Los ataques en los perros suelen durar entre 1 y 3 minutos, aunque a nosotros se nos hagan eternos. Durante el ataque, no debemos meter nada en la boca ni manipulársela: no se va a tragar la lengua. Tampoco debemos tratar de sujetarle para parar las convulsiones.
Sí se puede colocar algo blando en la zona de la cabeza, alejar muebles o aquello con lo que pueda golpearse. Aunque es una situación muy estresante para el tutor, es importante mantener la calma y no hacer ruidos estridentes.
Cuando se pase el ataque, hay que favorecer un entorno tranquilo y dejar que se recupere a su ritmo. Aunque no es habitual, hay perros que se muestran agresivos después del ataque: en este caso es importante no interaccionar hasta que se calme, pues es algo pasajero. Lo más frecuente es que el animal esté cansado, desorientado, a veces asustado, y es importante darle tiempo y espacio para que se vaya recuperando.
En los gatos, la epilepsia suele deberse a una causa orgánica, más que a una causa primaria o idiopática, y los ataques son más “aparatosos “ que en los perros. No suelen durar más de un minuto, también convulsionan y relajan esfínteres, pero suelen recuperarse muy rápidamente.
Situación de urgencia.
Hay una situación dentro de la epilepsia en la que es importante acudir con urgencia al veterinario, y es lo que llamamos “status epiléptico”. Ocurre cuando las convulsiones duran más de 5 minutos (en tiempo real, no el que nos parece a nosotros) o se producen en racha, es decir, dos o más ataques tan seguidos que no da tiempo a una recuperación neurológica entre ellos. Estos ataques en racha pueden producir daño neurológico permanente y fatiga cardiaca. Por eso es importante actuar rápidamente.
¿Cómo diagnosticamos la epilepsia?
Es muy importante recoger la información “de casa”, es decir, cómo son los ataques, en qué circunstancias se producen, con qué frecuencia, y si es posible grabar un vídeo del ataque. Sabemos que con los nervios y la angustia no siempre es fácil, pero a los veterinarios nos da una información muy importante para el diagnóstico.
Es necesario realizar una exploración general y neurológica y una analítica sanguínea, para descartar procesos metabólicos e infecciosos.

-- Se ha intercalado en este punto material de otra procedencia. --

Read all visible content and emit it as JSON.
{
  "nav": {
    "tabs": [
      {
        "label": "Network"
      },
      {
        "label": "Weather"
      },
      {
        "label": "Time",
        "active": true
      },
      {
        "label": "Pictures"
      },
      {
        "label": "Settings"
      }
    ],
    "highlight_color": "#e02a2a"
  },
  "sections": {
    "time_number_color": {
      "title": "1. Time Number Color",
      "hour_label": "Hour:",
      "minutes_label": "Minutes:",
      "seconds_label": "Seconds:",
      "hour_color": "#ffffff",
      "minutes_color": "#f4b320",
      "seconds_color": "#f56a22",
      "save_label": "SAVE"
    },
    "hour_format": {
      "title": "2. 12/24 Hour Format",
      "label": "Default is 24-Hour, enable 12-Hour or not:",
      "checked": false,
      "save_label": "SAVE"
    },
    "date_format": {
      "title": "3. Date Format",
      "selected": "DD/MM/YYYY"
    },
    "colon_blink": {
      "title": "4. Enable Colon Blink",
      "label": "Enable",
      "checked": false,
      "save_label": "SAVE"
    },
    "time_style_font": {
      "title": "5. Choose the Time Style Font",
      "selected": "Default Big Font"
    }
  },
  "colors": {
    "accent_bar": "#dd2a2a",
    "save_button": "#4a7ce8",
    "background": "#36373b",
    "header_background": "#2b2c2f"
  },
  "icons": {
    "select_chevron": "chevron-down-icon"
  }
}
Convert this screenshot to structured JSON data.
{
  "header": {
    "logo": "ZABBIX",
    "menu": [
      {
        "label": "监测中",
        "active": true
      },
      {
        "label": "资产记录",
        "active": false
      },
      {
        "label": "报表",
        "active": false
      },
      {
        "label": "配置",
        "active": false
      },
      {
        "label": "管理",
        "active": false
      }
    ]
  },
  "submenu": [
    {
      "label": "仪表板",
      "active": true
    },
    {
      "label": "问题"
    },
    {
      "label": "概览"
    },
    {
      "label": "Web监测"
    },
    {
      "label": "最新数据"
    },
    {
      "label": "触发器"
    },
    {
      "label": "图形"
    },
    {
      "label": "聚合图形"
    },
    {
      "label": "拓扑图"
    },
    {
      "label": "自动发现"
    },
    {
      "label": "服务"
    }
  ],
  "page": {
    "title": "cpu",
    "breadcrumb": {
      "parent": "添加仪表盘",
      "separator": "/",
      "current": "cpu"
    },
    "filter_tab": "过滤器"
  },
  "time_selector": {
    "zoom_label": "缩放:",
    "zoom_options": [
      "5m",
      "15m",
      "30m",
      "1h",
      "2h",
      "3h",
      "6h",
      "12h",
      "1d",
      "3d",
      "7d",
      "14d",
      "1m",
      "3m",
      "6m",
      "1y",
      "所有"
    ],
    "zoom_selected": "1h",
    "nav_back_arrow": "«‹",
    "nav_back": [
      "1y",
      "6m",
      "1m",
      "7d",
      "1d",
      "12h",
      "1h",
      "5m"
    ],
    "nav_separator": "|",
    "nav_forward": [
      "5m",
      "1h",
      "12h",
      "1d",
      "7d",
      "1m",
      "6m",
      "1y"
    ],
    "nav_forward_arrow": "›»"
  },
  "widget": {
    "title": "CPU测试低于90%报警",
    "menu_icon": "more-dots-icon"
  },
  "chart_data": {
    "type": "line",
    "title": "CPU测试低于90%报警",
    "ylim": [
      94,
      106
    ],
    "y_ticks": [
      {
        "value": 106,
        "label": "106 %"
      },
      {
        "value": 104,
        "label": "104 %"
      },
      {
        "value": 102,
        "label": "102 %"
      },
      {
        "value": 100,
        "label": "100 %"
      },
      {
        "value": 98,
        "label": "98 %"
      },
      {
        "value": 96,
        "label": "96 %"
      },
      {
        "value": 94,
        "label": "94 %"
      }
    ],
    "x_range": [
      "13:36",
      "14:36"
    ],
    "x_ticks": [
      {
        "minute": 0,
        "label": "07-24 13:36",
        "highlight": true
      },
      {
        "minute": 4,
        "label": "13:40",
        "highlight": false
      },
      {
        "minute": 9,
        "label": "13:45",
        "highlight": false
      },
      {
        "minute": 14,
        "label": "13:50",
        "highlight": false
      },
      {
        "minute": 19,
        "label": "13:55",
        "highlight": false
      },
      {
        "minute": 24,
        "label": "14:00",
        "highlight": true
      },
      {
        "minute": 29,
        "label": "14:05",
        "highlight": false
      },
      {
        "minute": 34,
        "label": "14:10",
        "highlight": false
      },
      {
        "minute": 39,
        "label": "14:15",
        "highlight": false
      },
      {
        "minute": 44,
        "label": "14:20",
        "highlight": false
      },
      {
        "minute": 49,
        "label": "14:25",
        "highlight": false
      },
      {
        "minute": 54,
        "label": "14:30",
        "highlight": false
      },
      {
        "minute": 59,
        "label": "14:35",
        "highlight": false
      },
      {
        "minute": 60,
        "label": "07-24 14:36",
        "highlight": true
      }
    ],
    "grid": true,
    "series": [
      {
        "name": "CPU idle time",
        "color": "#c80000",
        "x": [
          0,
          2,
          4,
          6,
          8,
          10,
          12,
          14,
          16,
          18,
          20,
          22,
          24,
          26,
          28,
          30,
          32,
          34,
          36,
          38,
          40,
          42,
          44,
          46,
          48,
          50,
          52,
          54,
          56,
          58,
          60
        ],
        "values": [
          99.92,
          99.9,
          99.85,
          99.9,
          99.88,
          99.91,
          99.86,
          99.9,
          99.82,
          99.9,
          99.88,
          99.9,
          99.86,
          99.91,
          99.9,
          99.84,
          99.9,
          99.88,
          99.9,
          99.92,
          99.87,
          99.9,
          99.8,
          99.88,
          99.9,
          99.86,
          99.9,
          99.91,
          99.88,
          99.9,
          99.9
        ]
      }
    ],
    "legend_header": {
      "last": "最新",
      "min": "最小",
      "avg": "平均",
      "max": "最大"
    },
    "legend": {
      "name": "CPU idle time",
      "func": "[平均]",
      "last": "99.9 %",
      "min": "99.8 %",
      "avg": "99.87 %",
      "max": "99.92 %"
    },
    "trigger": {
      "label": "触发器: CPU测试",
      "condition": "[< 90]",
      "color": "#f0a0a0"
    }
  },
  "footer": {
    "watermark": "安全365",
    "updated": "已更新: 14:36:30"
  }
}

En ocasiones también necesitamos realizar pruebas de imagen (resonancia magnética, TAC) para identificar lesiones estructurales en el cerebro.
¿Cómo se trata la epilepsia?
Buscamos el control de las convulsiones y mantener la calidad de vida del paciente. El tratamiento es de por vida y precisa del compromiso de los tutores.
Hay diferentes medicamentos orales para tratar la epilepsia. Al principio puede ser complicado ajustar las dosis, siendo necesarios controles en sangre de determinadas sustancias, en función del fármaco que utilicemos. El veterinario valorará cuál es el más adecuado para cada paciente.
Aparte de la medicación, podemos ayudar a una mejor calidad de vida de nuestro peludo con otras medidas, como dietas especiales que se ha comprobado pueden ayudar a controlar la epilepsia, determinados complementos nutricionales que ayudan a mejorar la salud neurológica y en la medida de lo posible, evitar situaciones de estrés.
La epilepsia es muy alarmante y provoca mucha angustia en la familia, pero una vez diagnosticada y con el tratamiento adecuado, la calidad de vida del perro o gato puede mejorar notablemente.